WIEDER STECKEN DIE ELSÄSSER IM ABSTIEGSKAMPF FEST, GELTEN ABER ALS TYPISCHE CUP-MANNSCHAFT
CHRISTOPHKIESLICH, Strasbourg

Racing Strasbourg, morgen Abend Gast des FC Basel im ersten Gruppenspiel des Uefa-Cups (St.-Jakob-Park, 19.30 Uhr, SF2 live), macht wieder einmal schwere Zeiten durch.
Beschwörend klingen die Parolen, die der Racing Club in Strasbourg verbreitet. Die Mannschaft klebt am Tabellenende der Ligue 1 fest. «Aber wir dürfen nicht aufgeben», forderte Jacky Duguépéroux am Samstag in den zugigen Katakomben des Stade de la Meinau.

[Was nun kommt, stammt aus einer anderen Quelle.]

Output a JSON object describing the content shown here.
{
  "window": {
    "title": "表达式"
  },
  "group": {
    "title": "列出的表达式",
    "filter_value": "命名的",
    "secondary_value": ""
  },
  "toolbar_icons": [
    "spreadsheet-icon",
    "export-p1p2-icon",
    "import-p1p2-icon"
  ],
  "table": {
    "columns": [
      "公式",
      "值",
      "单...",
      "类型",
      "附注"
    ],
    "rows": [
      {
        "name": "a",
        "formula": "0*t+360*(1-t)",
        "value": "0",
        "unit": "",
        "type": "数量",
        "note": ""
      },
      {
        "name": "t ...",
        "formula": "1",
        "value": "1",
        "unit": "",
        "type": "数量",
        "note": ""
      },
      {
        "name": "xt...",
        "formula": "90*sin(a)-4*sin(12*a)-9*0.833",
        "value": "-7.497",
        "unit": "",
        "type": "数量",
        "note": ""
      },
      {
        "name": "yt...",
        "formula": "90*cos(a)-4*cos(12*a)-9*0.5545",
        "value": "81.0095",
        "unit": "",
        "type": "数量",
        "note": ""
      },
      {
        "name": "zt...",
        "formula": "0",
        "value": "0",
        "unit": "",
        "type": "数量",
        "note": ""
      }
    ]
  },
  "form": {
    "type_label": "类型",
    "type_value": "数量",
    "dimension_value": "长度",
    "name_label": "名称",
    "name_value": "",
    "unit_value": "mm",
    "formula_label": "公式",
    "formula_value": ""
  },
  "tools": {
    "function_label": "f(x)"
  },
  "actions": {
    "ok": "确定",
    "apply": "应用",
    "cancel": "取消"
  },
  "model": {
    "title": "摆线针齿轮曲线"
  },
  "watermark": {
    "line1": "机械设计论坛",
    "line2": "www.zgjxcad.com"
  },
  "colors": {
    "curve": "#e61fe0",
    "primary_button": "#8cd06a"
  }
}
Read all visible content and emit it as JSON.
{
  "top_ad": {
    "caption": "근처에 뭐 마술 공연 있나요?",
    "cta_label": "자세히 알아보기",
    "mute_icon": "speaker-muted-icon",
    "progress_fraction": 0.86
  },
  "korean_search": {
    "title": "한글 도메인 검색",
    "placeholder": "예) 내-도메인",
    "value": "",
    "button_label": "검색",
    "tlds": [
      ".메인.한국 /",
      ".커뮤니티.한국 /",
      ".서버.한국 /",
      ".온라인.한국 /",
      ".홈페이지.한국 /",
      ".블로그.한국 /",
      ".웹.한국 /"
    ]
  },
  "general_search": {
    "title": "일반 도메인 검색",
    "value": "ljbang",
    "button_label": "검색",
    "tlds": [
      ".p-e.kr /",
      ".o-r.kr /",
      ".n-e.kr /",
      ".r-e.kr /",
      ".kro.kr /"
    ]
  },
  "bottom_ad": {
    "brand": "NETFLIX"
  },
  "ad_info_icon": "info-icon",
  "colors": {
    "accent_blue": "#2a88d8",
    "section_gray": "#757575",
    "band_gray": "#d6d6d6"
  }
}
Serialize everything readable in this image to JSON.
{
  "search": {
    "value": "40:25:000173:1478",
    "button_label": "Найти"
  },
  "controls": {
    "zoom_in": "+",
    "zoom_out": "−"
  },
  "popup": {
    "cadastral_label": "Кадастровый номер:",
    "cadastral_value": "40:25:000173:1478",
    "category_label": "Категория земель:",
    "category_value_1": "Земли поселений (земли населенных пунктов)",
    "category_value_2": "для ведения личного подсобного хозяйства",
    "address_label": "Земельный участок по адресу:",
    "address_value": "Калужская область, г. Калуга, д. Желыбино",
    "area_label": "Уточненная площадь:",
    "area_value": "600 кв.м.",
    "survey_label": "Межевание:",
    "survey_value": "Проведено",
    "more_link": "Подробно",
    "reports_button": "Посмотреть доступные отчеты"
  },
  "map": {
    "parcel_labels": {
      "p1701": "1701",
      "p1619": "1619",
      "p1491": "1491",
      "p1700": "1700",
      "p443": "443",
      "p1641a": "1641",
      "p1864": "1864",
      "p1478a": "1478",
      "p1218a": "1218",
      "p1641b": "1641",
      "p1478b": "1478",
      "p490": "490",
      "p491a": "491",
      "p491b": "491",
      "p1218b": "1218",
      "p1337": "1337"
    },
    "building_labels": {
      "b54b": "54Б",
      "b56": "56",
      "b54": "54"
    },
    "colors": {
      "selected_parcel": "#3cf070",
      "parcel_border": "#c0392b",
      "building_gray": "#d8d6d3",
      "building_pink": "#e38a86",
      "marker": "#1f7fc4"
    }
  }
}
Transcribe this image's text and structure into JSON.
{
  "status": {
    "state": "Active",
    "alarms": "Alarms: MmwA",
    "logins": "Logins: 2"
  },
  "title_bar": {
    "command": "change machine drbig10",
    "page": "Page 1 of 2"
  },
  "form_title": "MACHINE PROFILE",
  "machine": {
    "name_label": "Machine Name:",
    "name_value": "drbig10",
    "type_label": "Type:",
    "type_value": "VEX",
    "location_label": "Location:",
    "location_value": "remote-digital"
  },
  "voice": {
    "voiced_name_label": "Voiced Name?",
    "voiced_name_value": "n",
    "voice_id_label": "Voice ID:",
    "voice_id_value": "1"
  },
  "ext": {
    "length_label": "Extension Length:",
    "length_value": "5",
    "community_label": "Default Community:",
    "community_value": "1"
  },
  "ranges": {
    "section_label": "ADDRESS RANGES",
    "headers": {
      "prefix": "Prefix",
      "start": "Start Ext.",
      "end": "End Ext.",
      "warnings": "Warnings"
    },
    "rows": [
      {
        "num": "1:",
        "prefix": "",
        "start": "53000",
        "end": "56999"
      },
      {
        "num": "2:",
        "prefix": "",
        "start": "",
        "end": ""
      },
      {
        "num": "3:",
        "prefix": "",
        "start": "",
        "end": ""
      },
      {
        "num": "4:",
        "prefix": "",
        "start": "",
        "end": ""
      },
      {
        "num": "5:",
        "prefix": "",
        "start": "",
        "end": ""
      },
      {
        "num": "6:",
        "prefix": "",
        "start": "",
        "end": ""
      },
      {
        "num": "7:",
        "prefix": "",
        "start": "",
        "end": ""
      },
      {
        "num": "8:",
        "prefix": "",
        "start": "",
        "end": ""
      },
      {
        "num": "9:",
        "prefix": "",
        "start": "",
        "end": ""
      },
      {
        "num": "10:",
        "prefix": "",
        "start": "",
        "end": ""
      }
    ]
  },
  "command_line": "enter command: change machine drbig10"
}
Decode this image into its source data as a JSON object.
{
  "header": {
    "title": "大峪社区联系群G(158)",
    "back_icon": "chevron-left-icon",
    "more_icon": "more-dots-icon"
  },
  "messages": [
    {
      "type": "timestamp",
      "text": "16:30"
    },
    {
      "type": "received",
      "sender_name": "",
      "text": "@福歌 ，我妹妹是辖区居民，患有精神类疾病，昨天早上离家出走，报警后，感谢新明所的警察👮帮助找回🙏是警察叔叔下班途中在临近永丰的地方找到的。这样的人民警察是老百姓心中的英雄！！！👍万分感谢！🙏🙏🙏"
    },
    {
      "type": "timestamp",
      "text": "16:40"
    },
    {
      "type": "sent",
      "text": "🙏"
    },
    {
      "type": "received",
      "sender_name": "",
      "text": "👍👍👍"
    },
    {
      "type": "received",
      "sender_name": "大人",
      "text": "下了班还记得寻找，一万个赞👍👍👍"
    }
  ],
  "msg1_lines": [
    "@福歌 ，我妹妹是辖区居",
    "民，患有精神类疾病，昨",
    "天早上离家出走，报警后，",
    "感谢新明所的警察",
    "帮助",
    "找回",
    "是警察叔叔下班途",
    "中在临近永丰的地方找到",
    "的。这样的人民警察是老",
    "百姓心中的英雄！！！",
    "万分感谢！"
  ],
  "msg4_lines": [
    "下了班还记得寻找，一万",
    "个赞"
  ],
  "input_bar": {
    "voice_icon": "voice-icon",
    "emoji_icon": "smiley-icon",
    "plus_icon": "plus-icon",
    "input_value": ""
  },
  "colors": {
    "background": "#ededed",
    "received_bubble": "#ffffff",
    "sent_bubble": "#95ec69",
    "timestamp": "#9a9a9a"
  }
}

Grosse Hoffnungen hatten sich an diesen Abend und die Partie gegen den Alex-Frei-Club aus Rennes geknüpft. Es war der elfte Spieltag in Frankreich, und vor fast genau einem Jahr war es der Wendepunkt gewesen. Damals war Duguépéroux, von 1995 bis 1998 schon einmal Racing-Trainer, auf die Bank zurückgekehrt, und mit dem ersten Saisonsieg bogen die Elsässer wieder in die Erfolgsspur ein. Das Spieljahr nahm mit Platz elf ein versöhnliches Ende, gekrönt noch durch den Gewinn des Coupe de la Ligue, den 25000 elsässische Fans in Paris feierten und der die Teilnahme am Uefa-Cup bescherte.
Doch zwölf Monate nach Duguépérouxu2019 Rückkehr befindet sich das Team erneut in der Abwärtsspirale. Keines der elf Spiele wurde gewonnen, bei nur fünf erzielten Toren. Und verbreitete in den ersten Spielen die Defensive noch den Anschein der Stabilität, war es ausgerechnet Stéphane Cassard, der sichere Wert im Tor, der gegen Rennes das elfte Gegentor der Saison verschuldete und damit die 0:1-Niederlage. Cassard war sich nach seinem Ausflug aus dem Strafraum seines kapitalen Aussetzers bewusst: «Auf halbem Weg habe ich gemerkt, dass das ein Fehler war, der nicht mehr gutzumachen ist.»
Anschluss verpasst. Der Anschluss in der Tabelle ist verpasst, die Fans - 15700 gegen Rennes - tief frustriert und der Generaldirektor des Clubs desillusioniert: «Ab heute ist der Fokus auf Klassenerhalt gerichtet.» Dabei hatte Marc Keller (37) im Sommer noch von einer Aufwärtsentwicklung im Elsass geträumt und einen einstelligen Platz für ein realistisches Ziel gehalten.
Immerhin scheinen auch die Spieler die unangenehme Situation zu reflektieren. Innenverteidiger Jean-Christophe Devoux, mit 28 Jahren einer der wenigen Routiniers, stellte trocken fest: «Die Joker sind gezogen.» Der Grossteil der Spieler hinkt derzeit einer besseren Form hinterher. Dazu gehört der offensive Mittelfeldspieler Ulrich Le Pen oder die schwedischen Brüder Pontus und Alexander Farnerud. Eine Ausnahme bildet Karim Haggui. Mit Tunesien gerade für die WM 06 qualifiziert, zeichnet er sich auch durch seine Torgefährlichkeit aus: zwei der fünf Racing-Tore erzielte der 1,90 Meter grosse Verteidiger.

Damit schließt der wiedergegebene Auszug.